Ann Kio Briggs argues that the current PIB is not the PIB that was earlier presented and accused representatives, lawmakers, senators from the region of watching other people from other regions bastardise the Bill.
“It is supposed to address the issues of the oil-producing communities, I have lost interest in the PIB because there is absolutely nothing they are going to put in the Bill that is going to genuinely address the issues that were earlier raised, that brought about the PIB , our representative are too weak”.
“All we want now is that this country should be restructured, let the people own their resources, if we own our resources , let everybody keep what they have. Let Zamfara keep their own, Niger Delta keep their own, let everyone control their resources. If we can’t live together in peace, then let us live apart in peace, we won’t continue to be enslaved by every government that comes in.”
Dr. Edeth, Asuni and Ikie, noting that serious efforts had been put into the PIB, urged lawmakers to consider the region’s demand and pass the bill.
Activists under the aegis of Social Action and Key Civil Society Organisations, said host communities in the Niger Delta are opposed to the PIB because the proposed legislation failed to address their environmental, human rights and livelihood concerns.

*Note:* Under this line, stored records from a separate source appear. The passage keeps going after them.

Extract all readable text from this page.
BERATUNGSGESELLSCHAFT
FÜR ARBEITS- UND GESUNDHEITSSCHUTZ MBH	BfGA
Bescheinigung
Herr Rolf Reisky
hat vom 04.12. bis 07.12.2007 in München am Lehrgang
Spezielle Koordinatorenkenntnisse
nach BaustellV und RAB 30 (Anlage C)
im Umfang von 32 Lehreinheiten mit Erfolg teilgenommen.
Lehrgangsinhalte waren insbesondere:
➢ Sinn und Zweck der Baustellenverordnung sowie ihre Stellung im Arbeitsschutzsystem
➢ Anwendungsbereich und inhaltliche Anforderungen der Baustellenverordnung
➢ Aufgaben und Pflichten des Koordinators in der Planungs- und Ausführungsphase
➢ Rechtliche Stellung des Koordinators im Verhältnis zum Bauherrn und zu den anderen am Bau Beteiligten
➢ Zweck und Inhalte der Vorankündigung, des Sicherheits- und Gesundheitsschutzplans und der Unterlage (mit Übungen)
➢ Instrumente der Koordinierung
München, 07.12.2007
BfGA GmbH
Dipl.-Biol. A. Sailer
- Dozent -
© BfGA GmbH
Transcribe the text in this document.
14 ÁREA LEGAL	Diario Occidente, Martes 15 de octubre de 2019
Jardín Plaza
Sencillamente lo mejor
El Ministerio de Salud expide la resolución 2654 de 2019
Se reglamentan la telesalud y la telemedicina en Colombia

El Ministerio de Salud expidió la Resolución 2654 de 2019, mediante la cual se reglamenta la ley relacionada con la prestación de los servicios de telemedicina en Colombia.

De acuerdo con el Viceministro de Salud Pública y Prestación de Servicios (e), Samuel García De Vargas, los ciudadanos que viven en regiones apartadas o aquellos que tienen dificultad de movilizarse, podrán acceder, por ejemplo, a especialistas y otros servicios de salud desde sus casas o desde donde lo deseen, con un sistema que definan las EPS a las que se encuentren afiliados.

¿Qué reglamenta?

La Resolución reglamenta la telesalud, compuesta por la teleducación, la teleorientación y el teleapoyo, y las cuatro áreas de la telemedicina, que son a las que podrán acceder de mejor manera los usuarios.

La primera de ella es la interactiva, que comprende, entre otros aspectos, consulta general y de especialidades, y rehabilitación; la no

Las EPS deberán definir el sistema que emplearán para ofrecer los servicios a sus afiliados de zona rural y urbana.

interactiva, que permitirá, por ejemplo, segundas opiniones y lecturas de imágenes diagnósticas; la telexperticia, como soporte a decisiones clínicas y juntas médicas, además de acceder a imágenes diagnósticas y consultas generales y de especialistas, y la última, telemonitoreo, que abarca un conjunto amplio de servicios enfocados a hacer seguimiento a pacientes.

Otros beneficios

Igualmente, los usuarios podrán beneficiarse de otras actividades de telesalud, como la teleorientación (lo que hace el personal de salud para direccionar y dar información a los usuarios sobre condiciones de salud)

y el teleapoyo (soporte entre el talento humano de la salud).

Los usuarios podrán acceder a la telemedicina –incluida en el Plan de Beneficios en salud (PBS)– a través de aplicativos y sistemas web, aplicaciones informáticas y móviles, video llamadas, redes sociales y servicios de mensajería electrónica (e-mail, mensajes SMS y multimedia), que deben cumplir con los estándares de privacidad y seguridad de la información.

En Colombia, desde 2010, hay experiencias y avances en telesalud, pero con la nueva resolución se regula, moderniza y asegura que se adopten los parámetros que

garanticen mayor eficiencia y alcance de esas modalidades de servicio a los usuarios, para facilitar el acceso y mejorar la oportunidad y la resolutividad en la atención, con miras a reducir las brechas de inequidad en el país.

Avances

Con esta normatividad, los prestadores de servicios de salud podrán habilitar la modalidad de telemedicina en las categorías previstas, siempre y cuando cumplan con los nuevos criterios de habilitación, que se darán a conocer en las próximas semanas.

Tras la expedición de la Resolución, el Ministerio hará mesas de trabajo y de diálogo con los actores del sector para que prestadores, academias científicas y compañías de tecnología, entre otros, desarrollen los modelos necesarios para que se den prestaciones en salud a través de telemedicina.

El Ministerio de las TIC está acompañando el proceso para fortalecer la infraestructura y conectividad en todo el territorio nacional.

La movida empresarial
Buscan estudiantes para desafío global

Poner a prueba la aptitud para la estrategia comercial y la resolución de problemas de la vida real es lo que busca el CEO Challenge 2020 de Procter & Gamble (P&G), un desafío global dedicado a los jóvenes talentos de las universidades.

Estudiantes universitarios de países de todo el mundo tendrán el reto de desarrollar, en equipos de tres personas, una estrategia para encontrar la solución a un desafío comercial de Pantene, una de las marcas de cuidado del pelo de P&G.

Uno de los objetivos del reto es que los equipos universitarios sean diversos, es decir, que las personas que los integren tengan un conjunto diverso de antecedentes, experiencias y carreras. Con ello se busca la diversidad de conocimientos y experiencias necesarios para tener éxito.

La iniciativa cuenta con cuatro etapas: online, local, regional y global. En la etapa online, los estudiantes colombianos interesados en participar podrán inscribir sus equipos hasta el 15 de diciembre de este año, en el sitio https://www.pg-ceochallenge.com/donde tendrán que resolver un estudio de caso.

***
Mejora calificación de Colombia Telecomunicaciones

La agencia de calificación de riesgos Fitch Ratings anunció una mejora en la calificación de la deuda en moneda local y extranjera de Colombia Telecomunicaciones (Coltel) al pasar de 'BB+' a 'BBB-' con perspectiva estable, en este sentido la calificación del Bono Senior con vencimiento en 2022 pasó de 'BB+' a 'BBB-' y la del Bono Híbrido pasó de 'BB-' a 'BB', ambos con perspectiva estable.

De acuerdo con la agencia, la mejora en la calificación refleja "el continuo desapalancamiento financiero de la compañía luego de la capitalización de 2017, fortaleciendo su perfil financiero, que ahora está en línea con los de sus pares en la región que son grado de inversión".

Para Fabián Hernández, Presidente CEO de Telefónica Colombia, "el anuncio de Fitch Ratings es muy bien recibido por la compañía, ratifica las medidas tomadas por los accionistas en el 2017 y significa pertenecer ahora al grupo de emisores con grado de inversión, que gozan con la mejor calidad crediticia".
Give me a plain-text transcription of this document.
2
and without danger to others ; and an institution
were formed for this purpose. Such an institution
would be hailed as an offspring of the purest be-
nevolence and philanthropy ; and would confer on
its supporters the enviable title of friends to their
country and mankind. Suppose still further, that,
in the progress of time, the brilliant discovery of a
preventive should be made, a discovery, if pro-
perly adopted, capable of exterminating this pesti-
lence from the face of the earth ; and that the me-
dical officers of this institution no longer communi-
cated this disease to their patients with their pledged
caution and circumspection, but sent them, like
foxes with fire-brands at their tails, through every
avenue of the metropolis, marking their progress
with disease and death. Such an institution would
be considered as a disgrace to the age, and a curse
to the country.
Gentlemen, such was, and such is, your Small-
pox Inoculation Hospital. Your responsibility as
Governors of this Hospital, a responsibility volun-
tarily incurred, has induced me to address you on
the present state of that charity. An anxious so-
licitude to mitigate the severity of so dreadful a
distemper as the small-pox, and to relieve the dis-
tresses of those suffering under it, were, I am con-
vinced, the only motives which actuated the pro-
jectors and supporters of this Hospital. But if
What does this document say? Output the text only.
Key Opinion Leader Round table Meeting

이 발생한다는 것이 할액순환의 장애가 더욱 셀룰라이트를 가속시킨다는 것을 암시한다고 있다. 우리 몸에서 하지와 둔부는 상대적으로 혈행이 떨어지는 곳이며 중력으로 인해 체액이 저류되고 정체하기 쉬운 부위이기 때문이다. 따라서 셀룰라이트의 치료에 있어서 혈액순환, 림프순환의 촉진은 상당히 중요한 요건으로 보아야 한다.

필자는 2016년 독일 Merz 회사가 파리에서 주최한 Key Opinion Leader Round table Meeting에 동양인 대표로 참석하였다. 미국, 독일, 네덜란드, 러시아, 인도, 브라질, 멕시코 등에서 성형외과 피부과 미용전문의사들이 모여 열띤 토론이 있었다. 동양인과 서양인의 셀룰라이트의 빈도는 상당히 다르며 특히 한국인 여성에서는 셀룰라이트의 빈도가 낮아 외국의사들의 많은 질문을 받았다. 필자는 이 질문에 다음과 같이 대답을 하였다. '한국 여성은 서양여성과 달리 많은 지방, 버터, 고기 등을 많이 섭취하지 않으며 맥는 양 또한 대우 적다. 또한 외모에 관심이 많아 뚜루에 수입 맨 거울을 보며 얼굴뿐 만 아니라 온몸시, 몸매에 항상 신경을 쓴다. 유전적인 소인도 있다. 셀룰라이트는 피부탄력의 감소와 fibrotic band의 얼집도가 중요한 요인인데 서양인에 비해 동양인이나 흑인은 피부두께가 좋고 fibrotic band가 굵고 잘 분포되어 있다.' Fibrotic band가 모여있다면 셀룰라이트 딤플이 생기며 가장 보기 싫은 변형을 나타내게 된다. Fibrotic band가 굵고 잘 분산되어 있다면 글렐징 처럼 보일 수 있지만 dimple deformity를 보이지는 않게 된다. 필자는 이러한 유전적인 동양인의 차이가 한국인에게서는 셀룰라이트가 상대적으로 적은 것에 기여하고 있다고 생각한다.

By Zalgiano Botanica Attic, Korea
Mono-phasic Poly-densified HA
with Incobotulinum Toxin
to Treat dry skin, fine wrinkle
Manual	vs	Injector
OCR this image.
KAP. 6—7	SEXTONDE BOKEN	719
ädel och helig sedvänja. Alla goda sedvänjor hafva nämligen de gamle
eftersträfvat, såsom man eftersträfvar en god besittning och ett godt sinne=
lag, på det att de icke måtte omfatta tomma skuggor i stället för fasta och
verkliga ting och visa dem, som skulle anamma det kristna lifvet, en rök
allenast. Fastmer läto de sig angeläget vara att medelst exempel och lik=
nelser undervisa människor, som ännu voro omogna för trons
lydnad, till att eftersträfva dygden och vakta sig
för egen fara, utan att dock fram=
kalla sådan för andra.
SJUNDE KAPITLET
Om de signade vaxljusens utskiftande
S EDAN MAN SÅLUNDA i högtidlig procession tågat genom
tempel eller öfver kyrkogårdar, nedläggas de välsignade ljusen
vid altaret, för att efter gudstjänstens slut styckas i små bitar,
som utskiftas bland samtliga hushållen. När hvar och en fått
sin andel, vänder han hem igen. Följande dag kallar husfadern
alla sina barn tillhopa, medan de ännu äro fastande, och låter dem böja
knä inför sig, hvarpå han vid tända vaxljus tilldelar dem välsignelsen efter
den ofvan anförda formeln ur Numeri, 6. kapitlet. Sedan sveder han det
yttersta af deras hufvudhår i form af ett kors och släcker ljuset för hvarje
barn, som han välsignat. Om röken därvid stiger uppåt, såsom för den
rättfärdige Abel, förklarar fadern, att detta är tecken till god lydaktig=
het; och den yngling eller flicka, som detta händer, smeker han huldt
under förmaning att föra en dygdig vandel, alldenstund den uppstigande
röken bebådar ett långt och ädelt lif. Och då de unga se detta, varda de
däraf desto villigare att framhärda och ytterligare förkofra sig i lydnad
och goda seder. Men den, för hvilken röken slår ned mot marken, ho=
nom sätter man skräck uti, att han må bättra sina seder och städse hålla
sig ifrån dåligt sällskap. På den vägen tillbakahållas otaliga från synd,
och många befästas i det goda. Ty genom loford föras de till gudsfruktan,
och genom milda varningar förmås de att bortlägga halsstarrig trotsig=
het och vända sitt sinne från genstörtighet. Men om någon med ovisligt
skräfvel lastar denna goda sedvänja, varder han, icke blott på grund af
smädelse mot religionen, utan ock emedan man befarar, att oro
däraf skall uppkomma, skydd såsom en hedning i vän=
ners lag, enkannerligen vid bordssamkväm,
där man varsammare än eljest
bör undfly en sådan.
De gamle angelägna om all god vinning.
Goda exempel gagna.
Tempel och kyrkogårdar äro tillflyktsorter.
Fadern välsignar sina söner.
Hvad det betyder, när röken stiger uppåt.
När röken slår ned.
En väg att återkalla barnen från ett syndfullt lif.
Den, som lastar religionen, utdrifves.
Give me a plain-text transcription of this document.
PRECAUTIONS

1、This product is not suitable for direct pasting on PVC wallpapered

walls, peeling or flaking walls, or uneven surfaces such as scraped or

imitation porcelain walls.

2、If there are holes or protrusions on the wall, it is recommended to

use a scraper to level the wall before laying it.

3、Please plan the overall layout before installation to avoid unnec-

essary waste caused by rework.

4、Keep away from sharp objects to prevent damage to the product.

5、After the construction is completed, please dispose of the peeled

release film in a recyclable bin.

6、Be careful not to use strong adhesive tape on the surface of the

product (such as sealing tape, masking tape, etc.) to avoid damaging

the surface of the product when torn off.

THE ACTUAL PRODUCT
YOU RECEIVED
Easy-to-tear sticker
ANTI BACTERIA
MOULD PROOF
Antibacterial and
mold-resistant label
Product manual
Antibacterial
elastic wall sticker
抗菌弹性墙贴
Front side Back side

Spokesperson for the group, Mr. Botti Isaac, said the governance structures proposed for the host communities fund deliberately denied any meaningful level of community participation and overtly promoted oil companies’ control and prominence.
According to him, the level of emphasis on oil companies could fuel oil industry divide-and-rule tactics and stoke communal conflicts. He also observed that environmental pollution concerns are almost entirely ignored as the Bill focuses more on production and commercial viability of the industry.
Another group, Centre for Citizens with Disabilities (CCD), urged the National Assembly to immediately amend Sections 242, 247, 251 and 252 of the Bill. Executive Director of CCD, David Anyaele, who made this demand yesterday in Abuja, said: “CCD proposes the amendment of the following sections in the Bill.
According to Anyaele, CCD believes that PIB provides an uncommon opportunity to right the wrongs against persons with disabilities in the Niger Delta, adding that observation shows that oil and gas exploration in Nigeria is conducted to the detriment of disabled persons and communities.